I will digress for moment, however, to point out the Api test does in fact test for ammonia and ammonium but its a combined result- it does not differentiate between the two. You also assume ammonium (NH4) is harmless to fish. While its no where as toxic as free ammonia (NH3), its not healthy either. Its misnomer to state ammonia is 'locked'. Its simply (and temporarily) chemically converted to a less toxic form.

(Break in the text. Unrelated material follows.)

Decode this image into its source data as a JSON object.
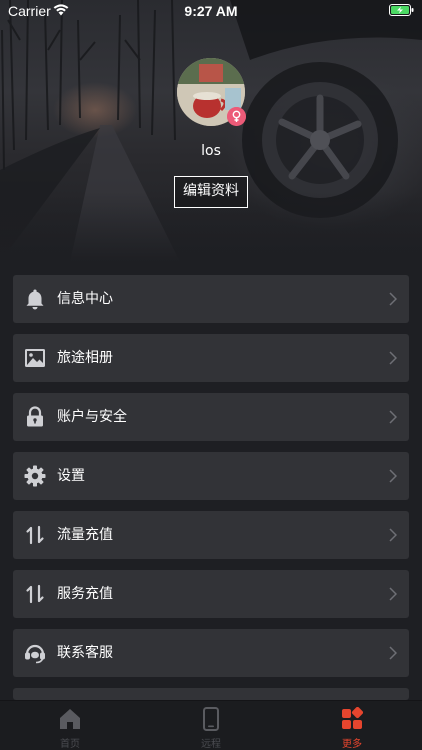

A product like Prime will convert NH3 temporarily up to 1ppm (standard dose) for a period of @24 hours. If you have fish and your tank reads 4ppm of NH3/NH4, its pretty safe to assume a good portion of this is NH3. If its been over 24hrs, theres also a good chance a good portion is NH3. Factors such as PH and temperature also play a role here as well. The higher the ph and temp, the more free ammonia is available. Conversely, the lower the ph and temp, the less free ammonia is available. Nitrite toxicity works in opposition to ammonia- the higher the ph, the less toxic, the lower the ph, the more toxic. Basically, if you have fish, your NH3/NH4/NO2 readings should stay low and you should be doing frequent wcs, whether you use Prime or not. No relevance to a fishless cycle that's being discussed here.
My bad, I was misinformed when I read this link: Prime and reading nitrite levels - Seachem Support Forums

Here the person asking the question says that prime will give wrong ammonia readings on the API liquid tests, and it seems that the seachem customer service employee agrees, but other websites say that it does not give wrong readings. Maybe I just don't understand. But what I meant was, if the ammonia that is "locked up" by prime does not show up on the test, then the ammonia readings would be smaller than they actually are, and the ammonia will appear to rise as prime wears off. Of course, if the ammonia that is "locked up" by prime does appear on the test, then it doesn't matter.

So while what I said does pertain to a fishless cycle, you were right about prime and the test kits.